Six Republicans and five Democrats are vying for their parties' nomination Tuesday. The Republican front-runners are former radio host Mike Pence, who has strong name recognition, and Jeff Linder, a state representative. Mr. Pence leads in fund raising, with more than $291,000 as of March 31.
Doug Davidoff, Indiana Democratic Party spokesman, said there is no clear front-runner in his party.
The Indiana district leans Republican, but come November the GOP faces a potentially major complication. Bill Frazier, a former Republican candidate who lost to Mr. McIntosh in 1994 by fewer than 400 votes in the primary, intends to run as an independent and could siphon votes from the GOP.

Talk-show gift

Republican National Committee Chairman Jim Nicholson will come bearing gifts to the the New Media Seminar in New York City, sponsored by Talkers magazine this weekend.
The RNC, in a press release, said it has produced a compact disc containing 18 of Vice President Al Gore's most embarrassing moments, including statements that "Bill Clinton is one of our greatest presidents," "I invented the Internet," and Mr.
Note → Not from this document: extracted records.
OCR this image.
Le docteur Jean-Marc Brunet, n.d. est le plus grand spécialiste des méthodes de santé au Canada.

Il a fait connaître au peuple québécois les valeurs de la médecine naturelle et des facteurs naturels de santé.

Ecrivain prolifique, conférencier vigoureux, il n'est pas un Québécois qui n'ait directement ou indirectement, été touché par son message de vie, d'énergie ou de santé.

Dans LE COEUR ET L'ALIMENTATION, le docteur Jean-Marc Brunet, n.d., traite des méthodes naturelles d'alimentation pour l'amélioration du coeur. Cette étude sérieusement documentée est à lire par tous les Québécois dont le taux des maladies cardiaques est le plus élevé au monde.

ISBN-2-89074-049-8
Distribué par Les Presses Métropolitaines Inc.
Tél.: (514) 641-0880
Gore's famous line about "No controlling legal authority."
Mr. Nicholson will give away the CD to hundreds of talk-show hosts and producers attending the event, and will also ship the disc to talk-show hosts who request them.

Escaping the boxes

A survey scheduled to be released Friday by the American Civil Rights Institute shows that an overwhelming majority of Americans want to end the government's racial classifications.
The poll, conducted by Zogby International, found strong support for eliminating the race question on government forms, such as the census.
"Americans are tired of these silly little boxes," said Ward Connerly, chairman of the Institute. "They want to put an end to America's long affair with racial classifications."
Nearly 4 in 5 voters (77 percent) want the government to completely dispense with race boxes on government forms, the survey found, including 71.7 percent of Democrats and 64.6 percent of blacks.
"Even when told that getting rid of these boxes may prevent authorities from identifying some discrimination, a majority (58 percent) of American voters want to get rid of the race boxes on government forms," the group said in a prepared statement.

Citizen Coors

"Nostalgic for the heady days of the conservative revolution? A new book 'Citizen Coors: An American Dynasty' details the unconventional brewing family's efforts to build a Right-thinking ideas infrastructure in Washington," National Journal reports.
"Author Dan Baum, a former Wall Street Journal reporter, evenhandedly sketches the Coors' doings in the 1970s and early 1980s, including the family's efforts to champion Paul Weyrich (then a little-known Senate press secretary), James Watt (an out-of-work bureaucrat who, thanks to the Coors, was later named Interior secretary), and Oliver North (who, according to the book, gladly took Joe Coors' money to arm the Nicaraguan Contras)."

Incorruptible

Only corrupt lawmakers can be bought.
That is Texas Gov. George W. Bush's response to those who have criticized his raising funds from big-money donors. The critics say Mr. Bush is now beholden to his donors.
"Either you're crooked or you're not crooked, I guess is the way to put it bluntly," he said on Thursday night's PBS "NewsHour with Jim Lehrer." "Either you're somebody who can be bought, or you're somebody who's running on principle. My job is to convince the American people that I'm a man running on principle."
Besides his own record-shattering primary fund-raising machine, Mr. Bush helped the Republican Party raise a record $21.3 million Wednesday night at a Washington gala.